All diese Faktoren auszutarrieren, ist Aufgabe der Geld- und Wirtschaftspolitik. Dazu gehört auch, entsprechend gegenzusteuern, wenn die Parameter einmal in einer Richtung durchbrochen werden. Wie immer im Leben geht das meistens gut, bis zu dem einen Tag, an dem es schiefgeht. An welchem Tag und zu welcher Stunde dies passiert, ist nicht vorherzusagen. Sicher ist nur, wenn man bei jeder Krise den Systemzusammenbruch annimmt, wird man am Ende einmal richtig gelegen haben, auch wenn man es selber vielleicht nicht mehr erlebt.

Gruss,
mp

Vermögenspreisinflation - Immobilien

InflationDeflation @, Mittwoch, 10.06.2020, 19:18 vor 418 Tagen @ Miesepeter 862 Views

"Anders ist es dort, wo Güter für Vermögende angeboten werden (von Anlagegütern bis zum Chateau Mouton 2003), dort gibt es seit langem eine deutliche Inflation. Es beeinträchtigt aber das Wirtschaftssystem nicht, dass ein guter Wein für viele Leute nicht mehr bezahlbar ist. Trotzdem wird der Markt für diese Produkte geräumt, und die Käufer fühlen sich womöglich noch besser, weil sie nun eine Flasche Wein in Besitz haben, die nicht mehr nur 100 DM, sondern sogar € 1000 "wert" ist."

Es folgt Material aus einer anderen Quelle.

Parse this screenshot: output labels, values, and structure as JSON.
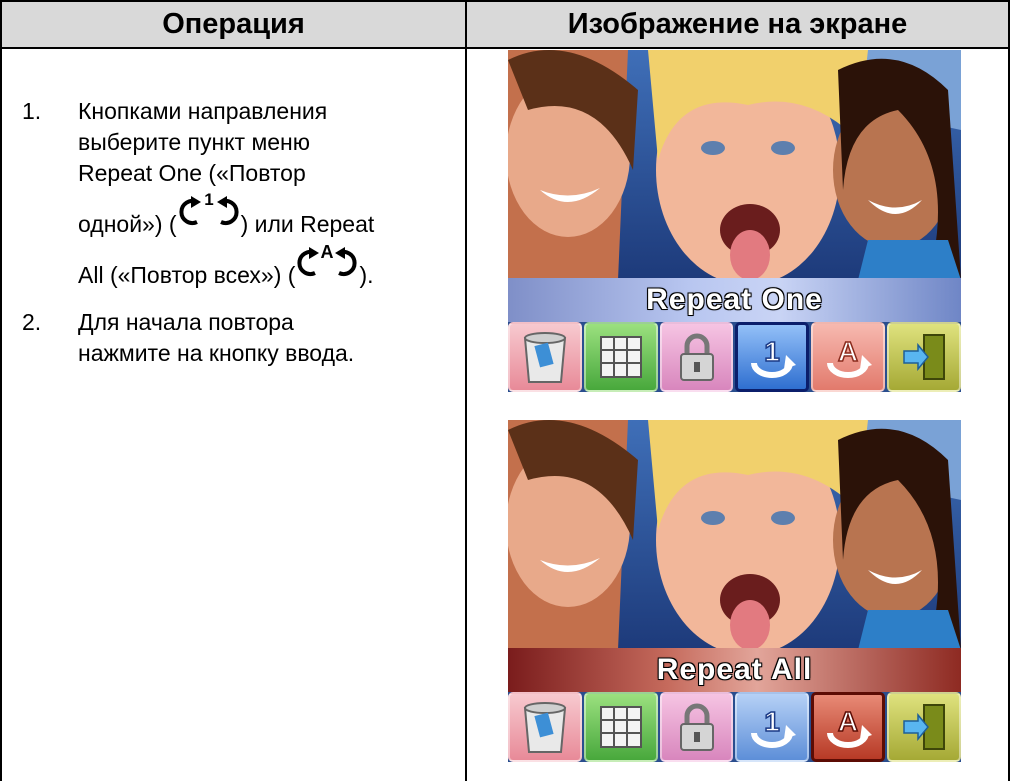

Bei deinem Weinbeispiel mag das stimmen, aber wie sieht es bei den Immobilien aus? Wenn die sich im Preis verdoppeln und die Mieten dann steigen, dann kommt das sehr wohl bei den armen Bürgern an ;)

--
"An der "Impfung" (dem erzeugten Protein) stirbt kaum einer. Es ist die nachfolgende Entgleisung des Immunsystems, zusammen mit den Vorerkrankungen, welche die Leute umhaut."

Sonderfall Immobilien

Miesepeter @, Mittwoch, 10.06.2020, 20:03 vor 418 Tagen @ InflationDeflation 822 Views

Bei deinem Weinbeispiel mag das stimmen, aber wie sieht es bei den Immobilien aus? Wenn die sich im Preis verdoppeln und die Mieten dann steigen, dann kommt das sehr wohl bei den armen Bürgern an ;)

Ja, das ist so, hier trifft Assetpreisinflation direkt auf Verbrauchermassen, der Effekt ist aber beschränkt, weil:

- bei steigenden Immobilienpreisen und sinkender Verzinsung auch die Renditen sinken
- bei steigenden Mieten die präkären Mieter vom Staat Zuschüsse erhalten
- das Problem überhaupt nur in jenen wenigen Ländern eine grosse Rolle spielt, in denen selbstgenutztes Wohneigentum nicht die Norm ist.